# Phone Pictures



## xoxsarahxox (Dec 13, 2010)

I took a few pics on my phone yesterday that I thought were cute, was trying to get a good pic for my background ( yes, my phone background is of my birds ). Enjoy!









napping
















Scritches through the bars








I love this one!








More Aero shots
















Love this one too, so fluffy!








Cupid shots


----------



## meaggiedear (Nov 20, 2011)

Bahaha. I love the one with Cupids mouth open


----------



## Philiko (May 16, 2012)

Gorgeous


----------



## bjknight93 (Nov 13, 2011)

Very cute!


----------



## Scribbles (Jun 28, 2012)

Awww, what a couple of sweeties.


----------



## JaimeS (Nov 28, 2011)

I have been waiting for more pics of these guys lol! I like Cupid in the background of the first one, he is really standing at attention! And I like his open beak one. Aero always looks so soft and cuddly.


----------



## lperry82 (Aug 2, 2010)

Absolutely gorgeous


----------



## Dreamcatchers (Apr 17, 2011)

Beautiful!!!


----------



## acrobandit (Jul 21, 2012)

That first picture is amazing!


----------



## nassrah (Feb 27, 2012)

Absolutely gorgeous X x


----------



## roxy culver (May 27, 2010)

Its OK, Cinnamon is the background for my phone!!!

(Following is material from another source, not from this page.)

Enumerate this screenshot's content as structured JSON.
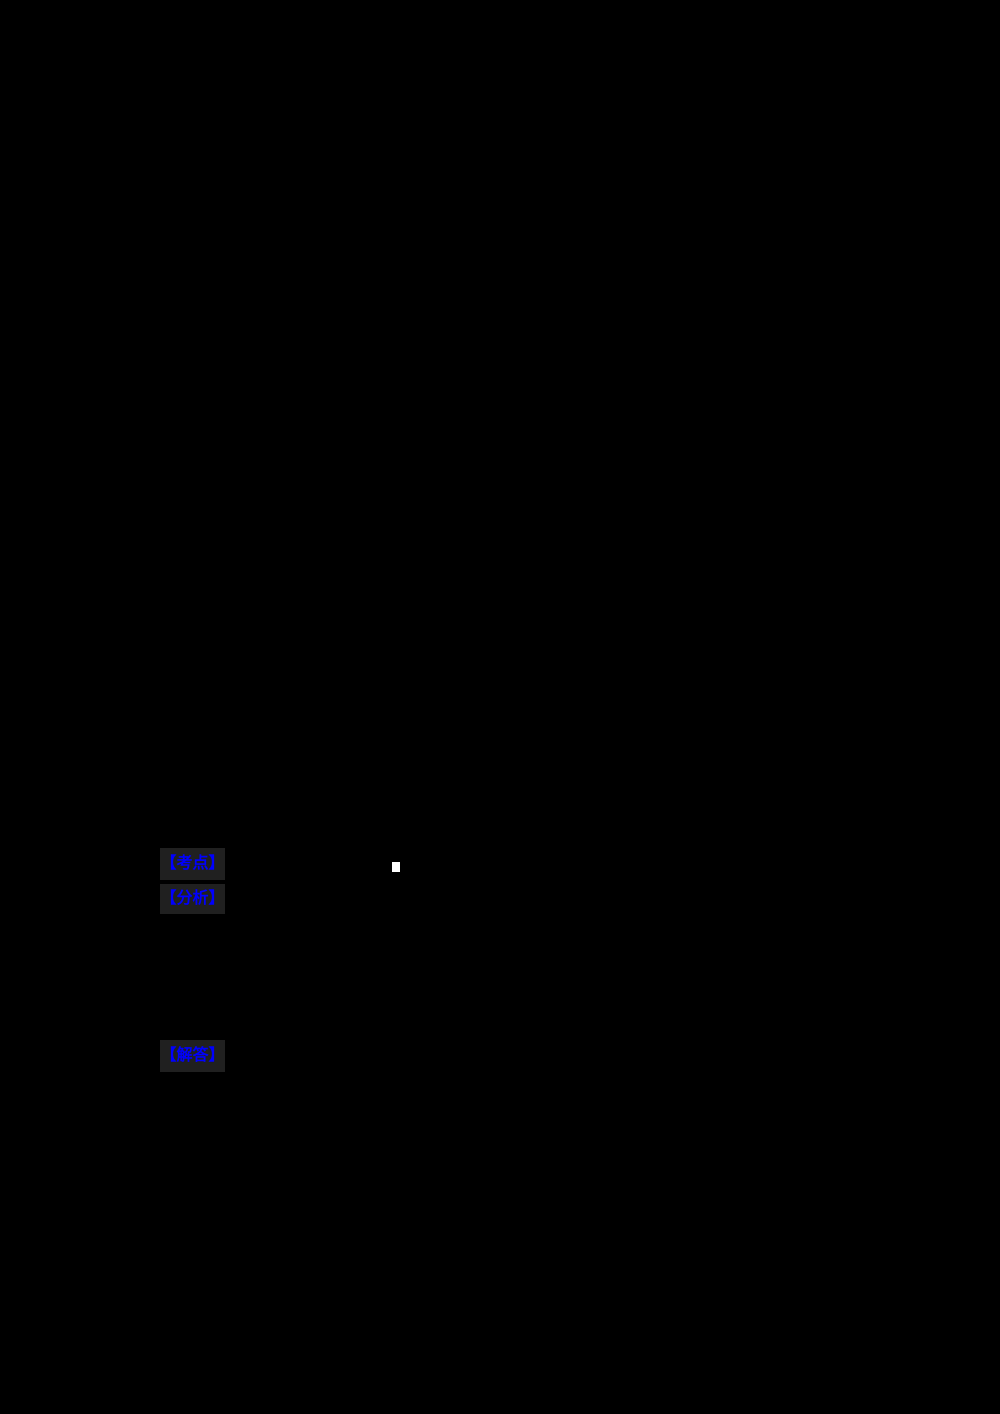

Love them...Aero is SO photogenic!!!


----------



## xoxsarahxox (Dec 13, 2010)

Thanks everyone!!!


yea, Cupid is hard to get good pictures of because he never stays still


----------



## vampiric_conure (Jul 8, 2012)

Bluestreak is hard to photograph, too, because he flips out at the sight of the flash. He sees the flash and like a kid, he lifts his wings as if startled, LOL


----------



## JaimeS (Nov 28, 2011)

I rotate birds for my phone background. Before birds it was always my hubby but now, just birds. Or occasionally one with him and the birds.


----------



## bearycakes (Jul 20, 2012)

Such cute pictures, but I love the napping one


----------



## ZainShahid (Jul 8, 2012)

The one with Cupid getting scrithches is TOO cute


----------



## Fortunate (Oct 31, 2011)

I love the 1st photo - my backround is always the birds........ you not alone, and I seem to only upload pet pictures onto Facebook too!


----------



## RexiesMuM (Sep 7, 2011)

Cupid is so adorable !!! I love the one of Aero sleeping what a precious girl


----------